Type 1 diabetics need to take insulin every day. They also have to keep track of their blood sugar levels and adjust their the insulin, food and activity levels to keep their blood sugar within a healthy range.
Type 2 diabetes
If you suffer from type 2 diabetes, your body is not using insulin as it should. Insulin is a hormone that assists your cells take blood sugar (glucose) out of your blood and into your cells so that it can be used to create energy.
Type 2 diabetics should exercise and adhere to a healthy diet. They may also need to take medication to manage their blood glucose levels.
Symptoms of diabetes in women
Diabetes is a chronic condition that affects all races and ethnic groups as well as ages and genders. Women are at higher risk than males.
Women who suffer from diabetes have a higher chance of developing complications compared to men, including heart disease (the most commonly reported diabetes complication) and vision loss.
Polydipsia is a sign of warning for women who suffer from diabetes. This is because diabetes causes excessive sugar to accumulate in your blood and your kidneys aren’t equipped to get rid of it in a proper manner.
Men who suffer from diabetes show signs
In diabetes, cells are unable to use blood sugar (glucose) for energy. This usually happens because the pancreas stops producing enough insulin.
This can lead to high blood glucose levels. The body tries to lower these levels by flushing excess glucose out of your bloodstream via urine.
People with diabetes are typically thirsty, and they have to drink plenty of fluids.
Men may also lose weight because their bodies make use of muscles to generate energy, not fat.

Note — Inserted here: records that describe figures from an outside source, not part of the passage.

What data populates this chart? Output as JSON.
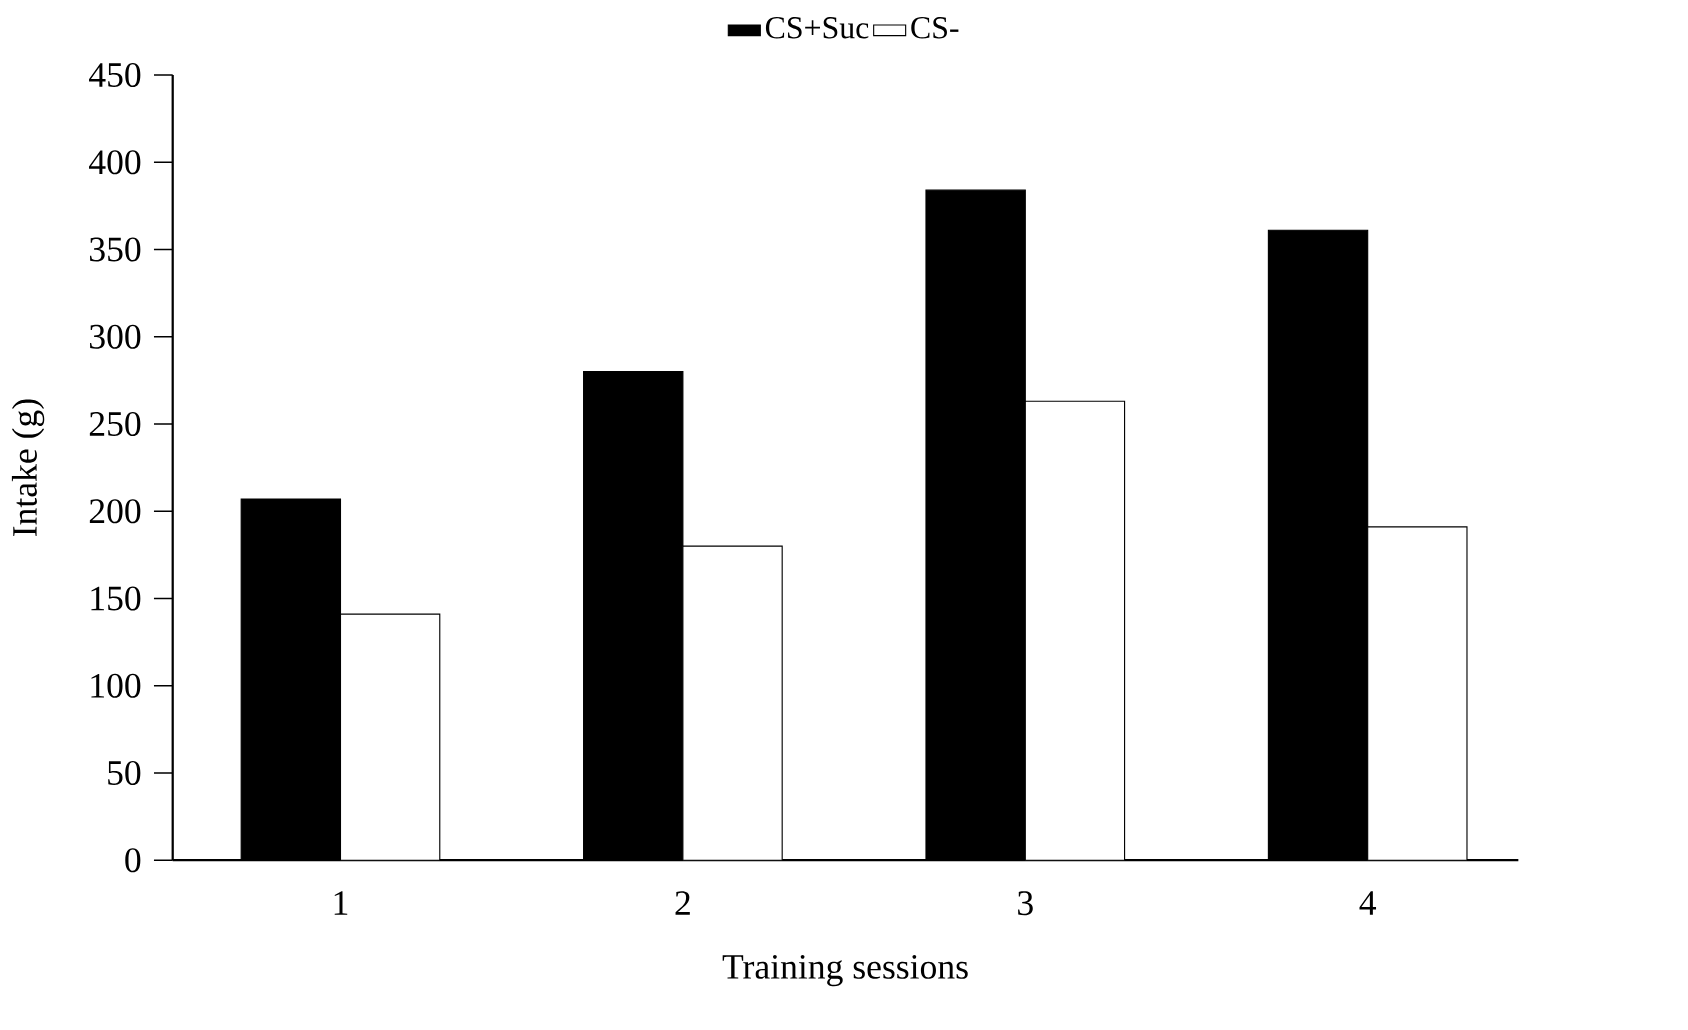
{
  "chart_data": {
    "type": "bar",
    "xlabel": "Training sessions",
    "ylabel": "Intake (g)",
    "categories": [
      "1",
      "2",
      "3",
      "4"
    ],
    "series": [
      {
        "name": "CS+Suc",
        "color": "#000000",
        "values": [
          207,
          280,
          384,
          361
        ]
      },
      {
        "name": "CS-",
        "color": "#ffffff",
        "values": [
          141,
          180,
          263,
          191
        ]
      }
    ],
    "ylim": [
      0,
      450
    ],
    "yticks": [
      0,
      50,
      100,
      150,
      200,
      250,
      300,
      350,
      400,
      450
    ],
    "grid": false,
    "legend": "top"
  }
}
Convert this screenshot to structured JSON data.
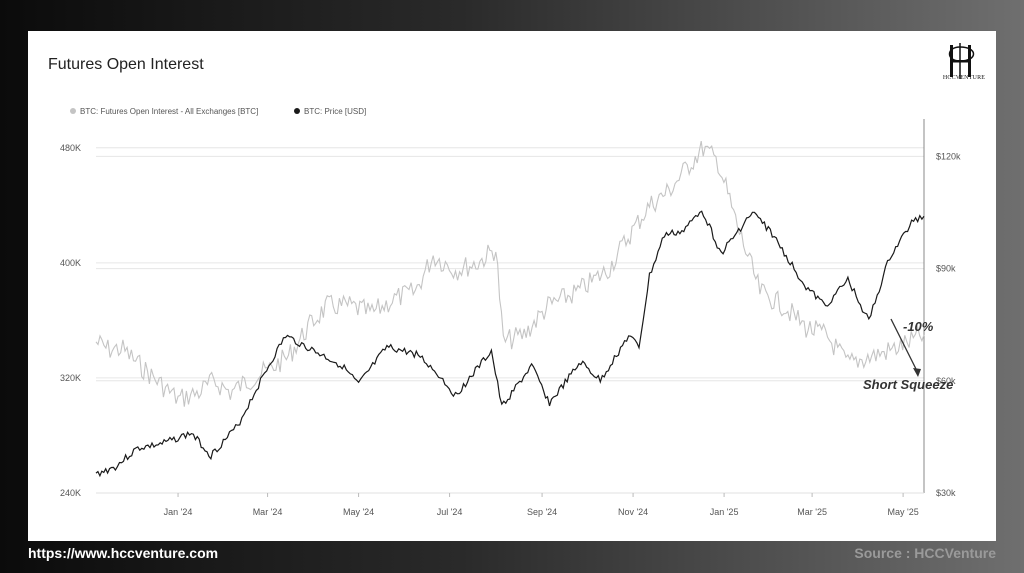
{
  "title": "Futures Open Interest",
  "logo": {
    "text": "HCCVENTURE"
  },
  "footer": {
    "url": "https://www.hccventure.com",
    "source": "Source : HCCVenture"
  },
  "colors": {
    "open_interest": "#c4c4c4",
    "price": "#1a1a1a",
    "grid": "#e6e6e6"
  },
  "chart_data": {
    "type": "line",
    "title": "Futures Open Interest",
    "legend": [
      "BTC: Futures Open Interest - All Exchanges [BTC]",
      "BTC: Price [USD]"
    ],
    "legend_position": "top-left",
    "grid": true,
    "x_ticks": [
      "Jan '24",
      "Mar '24",
      "May '24",
      "Jul '24",
      "Sep '24",
      "Nov '24",
      "Jan '25",
      "Mar '25",
      "May '25"
    ],
    "x_range": [
      "2023-11-07",
      "2025-05-15"
    ],
    "y_left": {
      "ticks": [
        "240K",
        "320K",
        "400K",
        "480K"
      ],
      "values": [
        240000,
        320000,
        400000,
        480000
      ],
      "range": [
        240000,
        500000
      ]
    },
    "y_right": {
      "ticks": [
        "$30k",
        "$60k",
        "$90k",
        "$120k"
      ],
      "values": [
        30000,
        60000,
        90000,
        120000
      ],
      "range": [
        30000,
        130000
      ]
    },
    "series": [
      {
        "name": "BTC: Futures Open Interest - All Exchanges [BTC]",
        "axis": "left",
        "x": [
          "2023-11-07",
          "2023-11-15",
          "2023-11-25",
          "2023-12-05",
          "2023-12-18",
          "2024-01-01",
          "2024-01-15",
          "2024-01-25",
          "2024-02-05",
          "2024-02-20",
          "2024-03-01",
          "2024-03-15",
          "2024-03-28",
          "2024-04-10",
          "2024-04-25",
          "2024-05-10",
          "2024-05-25",
          "2024-06-08",
          "2024-06-20",
          "2024-07-05",
          "2024-07-20",
          "2024-08-01",
          "2024-08-06",
          "2024-08-20",
          "2024-09-05",
          "2024-09-25",
          "2024-10-15",
          "2024-10-30",
          "2024-11-12",
          "2024-11-25",
          "2024-12-10",
          "2024-12-18",
          "2024-12-28",
          "2025-01-10",
          "2025-01-25",
          "2025-02-10",
          "2025-02-25",
          "2025-03-10",
          "2025-03-25",
          "2025-04-10",
          "2025-04-25",
          "2025-05-05",
          "2025-05-15"
        ],
        "values": [
          345000,
          340000,
          340000,
          330000,
          318000,
          305000,
          310000,
          318000,
          310000,
          320000,
          325000,
          335000,
          355000,
          370000,
          370000,
          365000,
          375000,
          380000,
          405000,
          395000,
          400000,
          410000,
          345000,
          350000,
          370000,
          380000,
          395000,
          420000,
          440000,
          450000,
          470000,
          480000,
          470000,
          425000,
          380000,
          370000,
          355000,
          350000,
          330000,
          335000,
          340000,
          345000,
          350000
        ]
      },
      {
        "name": "BTC: Price [USD]",
        "axis": "right",
        "x": [
          "2023-11-07",
          "2023-11-20",
          "2023-12-05",
          "2023-12-20",
          "2024-01-10",
          "2024-01-23",
          "2024-02-10",
          "2024-02-28",
          "2024-03-13",
          "2024-04-01",
          "2024-04-20",
          "2024-05-01",
          "2024-05-20",
          "2024-06-10",
          "2024-06-25",
          "2024-07-05",
          "2024-07-29",
          "2024-08-05",
          "2024-08-25",
          "2024-09-06",
          "2024-09-27",
          "2024-10-10",
          "2024-10-29",
          "2024-11-05",
          "2024-11-12",
          "2024-11-22",
          "2024-12-05",
          "2024-12-17",
          "2024-12-30",
          "2025-01-20",
          "2025-02-01",
          "2025-02-25",
          "2025-03-10",
          "2025-03-25",
          "2025-04-08",
          "2025-04-22",
          "2025-05-08",
          "2025-05-15"
        ],
        "values": [
          35000,
          37000,
          42000,
          43000,
          46000,
          40000,
          48000,
          62000,
          72000,
          68000,
          64000,
          59000,
          69000,
          67000,
          61000,
          56000,
          68000,
          53000,
          64000,
          54000,
          65000,
          60000,
          72000,
          69000,
          88000,
          99000,
          100000,
          106000,
          94000,
          105000,
          100000,
          85000,
          80000,
          87000,
          76000,
          93000,
          103000,
          104000
        ]
      }
    ],
    "annotations": [
      "-10%",
      "Short Squeeze"
    ]
  }
}
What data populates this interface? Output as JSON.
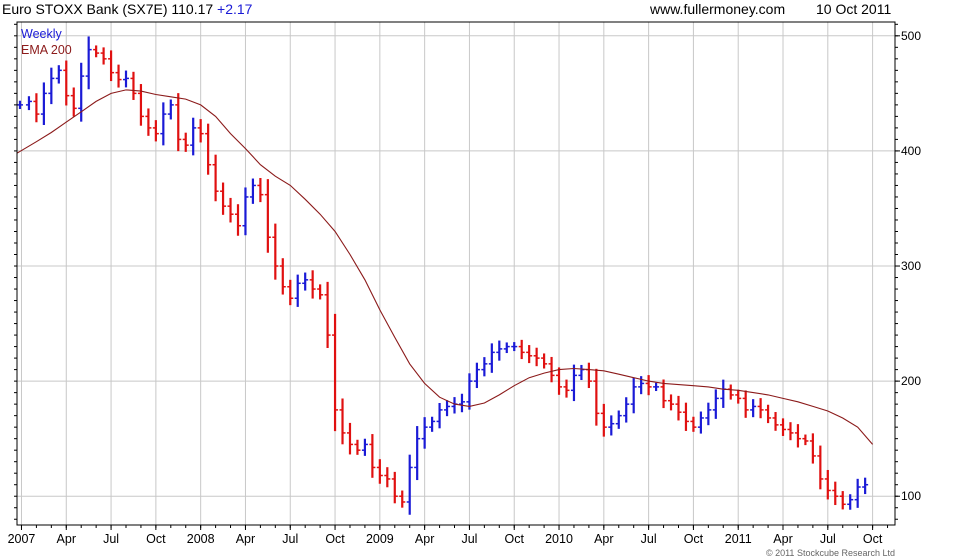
{
  "header": {
    "title": "Euro STOXX Bank (SX7E)",
    "last": "110.17",
    "change": "+2.17",
    "site": "www.fullermoney.com",
    "date": "10 Oct 2011"
  },
  "legend": {
    "timeframe": "Weekly",
    "indicator": "EMA 200"
  },
  "copyright": "© 2011 Stockcube Research Ltd",
  "colors": {
    "up": "#1a1ad6",
    "down": "#e01010",
    "ema": "#8b1a1a",
    "grid": "#c8c8c8"
  },
  "chart_data": {
    "type": "line",
    "title": "Euro STOXX Bank (SX7E)",
    "timeframe": "Weekly",
    "ylim": [
      75,
      512
    ],
    "y_ticks": [
      100,
      200,
      300,
      400,
      500
    ],
    "y_axis_side": "right",
    "grid": true,
    "x_tick_labels": [
      "2007",
      "Apr",
      "Jul",
      "Oct",
      "2008",
      "Apr",
      "Jul",
      "Oct",
      "2009",
      "Apr",
      "Jul",
      "Oct",
      "2010",
      "Apr",
      "Jul",
      "Oct",
      "2011",
      "Apr",
      "Jul",
      "Oct"
    ],
    "x_tick_months": [
      0,
      3,
      6,
      9,
      12,
      15,
      18,
      21,
      24,
      27,
      30,
      33,
      36,
      39,
      42,
      45,
      48,
      51,
      54,
      57
    ],
    "xlim_months": [
      -0.3,
      58.5
    ],
    "series": [
      {
        "name": "",
        "style": "weekly bars (up blue, down red)",
        "month_index": [
          -0.1,
          0.5,
          1.0,
          1.5,
          2.0,
          2.5,
          3.0,
          3.5,
          4.0,
          4.5,
          5.0,
          5.5,
          6.0,
          6.5,
          7.0,
          7.5,
          8.0,
          8.5,
          9.0,
          9.5,
          10.0,
          10.5,
          11.0,
          11.5,
          12.0,
          12.5,
          13.0,
          13.5,
          14.0,
          14.5,
          15.0,
          15.5,
          16.0,
          16.5,
          17.0,
          17.5,
          18.0,
          18.5,
          19.0,
          19.5,
          20.0,
          20.5,
          21.0,
          21.5,
          22.0,
          22.5,
          23.0,
          23.5,
          24.0,
          24.5,
          25.0,
          25.5,
          26.0,
          26.5,
          27.0,
          27.5,
          28.0,
          28.5,
          29.0,
          29.5,
          30.0,
          30.5,
          31.0,
          31.5,
          32.0,
          32.5,
          33.0,
          33.5,
          34.0,
          34.5,
          35.0,
          35.5,
          36.0,
          36.5,
          37.0,
          37.5,
          38.0,
          38.5,
          39.0,
          39.5,
          40.0,
          40.5,
          41.0,
          41.5,
          42.0,
          42.5,
          43.0,
          43.5,
          44.0,
          44.5,
          45.0,
          45.5,
          46.0,
          46.5,
          47.0,
          47.5,
          48.0,
          48.5,
          49.0,
          49.5,
          50.0,
          50.5,
          51.0,
          51.5,
          52.0,
          52.5,
          53.0,
          53.5,
          54.0,
          54.5,
          55.0,
          55.5,
          56.0,
          56.5,
          57.0,
          57.3
        ],
        "close": [
          440,
          443,
          432,
          450,
          463,
          470,
          448,
          437,
          465,
          488,
          485,
          480,
          468,
          462,
          463,
          450,
          430,
          420,
          415,
          432,
          440,
          410,
          405,
          420,
          415,
          388,
          365,
          352,
          345,
          335,
          360,
          370,
          362,
          325,
          300,
          282,
          272,
          285,
          288,
          280,
          275,
          240,
          175,
          155,
          145,
          140,
          145,
          125,
          118,
          115,
          100,
          95,
          125,
          150,
          160,
          165,
          175,
          178,
          180,
          182,
          200,
          210,
          215,
          225,
          228,
          230,
          230,
          225,
          222,
          220,
          215,
          205,
          195,
          192,
          205,
          210,
          200,
          172,
          160,
          163,
          170,
          180,
          195,
          198,
          195,
          195,
          183,
          180,
          173,
          165,
          160,
          168,
          175,
          185,
          193,
          188,
          185,
          175,
          178,
          175,
          168,
          162,
          158,
          155,
          150,
          148,
          135,
          115,
          105,
          100,
          93,
          97,
          108,
          110
        ],
        "last": 110.17
      },
      {
        "name": "EMA 200",
        "month_index": [
          -0.3,
          1.0,
          2.0,
          3.0,
          4.0,
          5.0,
          6.0,
          7.0,
          8.0,
          9.0,
          10.0,
          11.0,
          12.0,
          13.0,
          14.0,
          15.0,
          16.0,
          17.0,
          18.0,
          19.0,
          20.0,
          21.0,
          22.0,
          23.0,
          24.0,
          25.0,
          26.0,
          27.0,
          28.0,
          29.0,
          30.0,
          31.0,
          32.0,
          33.0,
          34.0,
          35.0,
          36.0,
          37.0,
          38.0,
          39.0,
          40.0,
          41.0,
          42.0,
          43.0,
          44.0,
          45.0,
          46.0,
          47.0,
          48.0,
          49.0,
          50.0,
          51.0,
          52.0,
          53.0,
          54.0,
          55.0,
          56.0,
          57.0
        ],
        "values": [
          398,
          408,
          416,
          425,
          434,
          443,
          450,
          453,
          452,
          449,
          447,
          445,
          440,
          430,
          415,
          402,
          388,
          378,
          370,
          358,
          345,
          330,
          310,
          288,
          262,
          238,
          215,
          198,
          186,
          180,
          178,
          181,
          188,
          196,
          203,
          207,
          210,
          211,
          210,
          209,
          206,
          203,
          200,
          198,
          197,
          196,
          195,
          193,
          192,
          190,
          188,
          185,
          182,
          178,
          174,
          168,
          160,
          145
        ]
      }
    ]
  }
}
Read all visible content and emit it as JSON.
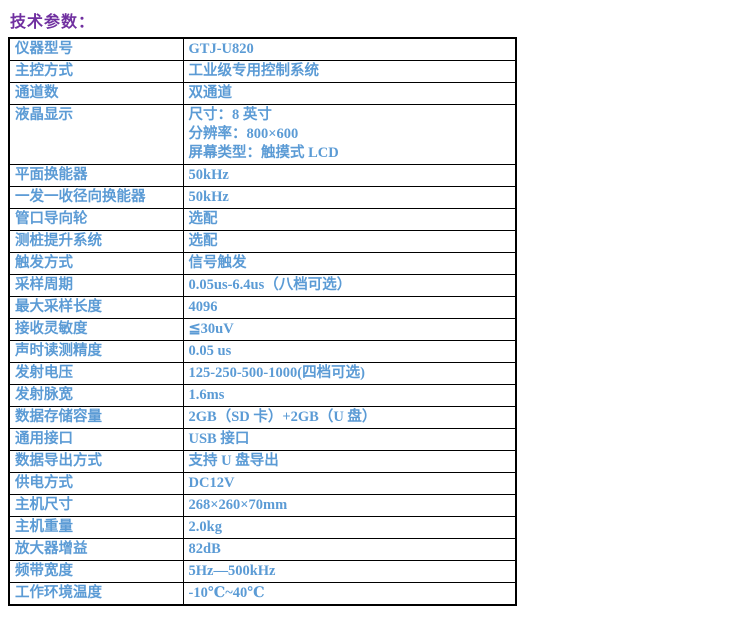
{
  "title": "技术参数：",
  "colors": {
    "title_text": "#7030A0",
    "table_text": "#5B9BD5",
    "table_border": "#000000"
  },
  "table": {
    "rows": [
      {
        "label": "仪器型号",
        "value": "GTJ-U820"
      },
      {
        "label": "主控方式",
        "value": "工业级专用控制系统"
      },
      {
        "label": "通道数",
        "value": "双通道"
      },
      {
        "label": "液晶显示",
        "value": "尺寸：8 英寸\n分辨率：800×600\n屏幕类型：触摸式 LCD"
      },
      {
        "label": "平面换能器",
        "value": "50kHz"
      },
      {
        "label": "一发一收径向换能器",
        "value": "50kHz"
      },
      {
        "label": "管口导向轮",
        "value": "选配"
      },
      {
        "label": "测桩提升系统",
        "value": "选配"
      },
      {
        "label": "触发方式",
        "value": "信号触发"
      },
      {
        "label": "采样周期",
        "value": "0.05us-6.4us（八档可选）"
      },
      {
        "label": "最大采样长度",
        "value": "4096"
      },
      {
        "label": "接收灵敏度",
        "value": "≦30uV"
      },
      {
        "label": "声时读测精度",
        "value": "0.05 us"
      },
      {
        "label": "发射电压",
        "value": "125-250-500-1000(四档可选)"
      },
      {
        "label": "发射脉宽",
        "value": "1.6ms"
      },
      {
        "label": "数据存储容量",
        "value": "2GB（SD 卡）+2GB（U 盘）"
      },
      {
        "label": "通用接口",
        "value": "USB 接口"
      },
      {
        "label": "数据导出方式",
        "value": "支持 U 盘导出"
      },
      {
        "label": "供电方式",
        "value": "DC12V"
      },
      {
        "label": "主机尺寸",
        "value": "268×260×70mm"
      },
      {
        "label": "主机重量",
        "value": "2.0kg"
      },
      {
        "label": "放大器增益",
        "value": "82dB"
      },
      {
        "label": "频带宽度",
        "value": "5Hz—500kHz"
      },
      {
        "label": "工作环境温度",
        "value": "-10℃~40℃"
      }
    ]
  }
}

This is due to the fact that the blood sugar level stays high for extended periods of time.
A healthy diet with a low-carbohydrate diet can be a key part of managing the condition. It can help regulate blood sugar levels control weight and reduce the risk factors for heart diseases.
Include whole foods in your diet, including fruits, vegetables, and whole grains. Also, dairy products that are low in fat products, beans, and legumes are a good choice. It should also be low in saturated (unhealthy) fat and added sugars.
You may be advised to limit your consumption of sweetened drinks with sugar. These drinks typically contain a lot of sugar in them, which can lead to elevated blood sugar levels.
Your doctor might prescribe diabetes medication to keep your blood sugar (glucose) levels within a normal range. These drugs are often paired with lifestyle changes, like diet and physical activity, to manage the condition.
If your blood sugar levels aren’t well managed by one medication, a second medicine might be added. Your doctor will assist you to pick the most appropriate medication to meet your needs and preferences.
Newer medications, like sodium-glucose-cotransporter-2 inhibitors as well as glucagon antagonists of the peptide-1 receptors, lower blood sugar and have benefits for the kidneys and cardiovascular system, as well as decreasing the risk of developing complications. They also aid in weight loss and are available in injectable and tablet forms.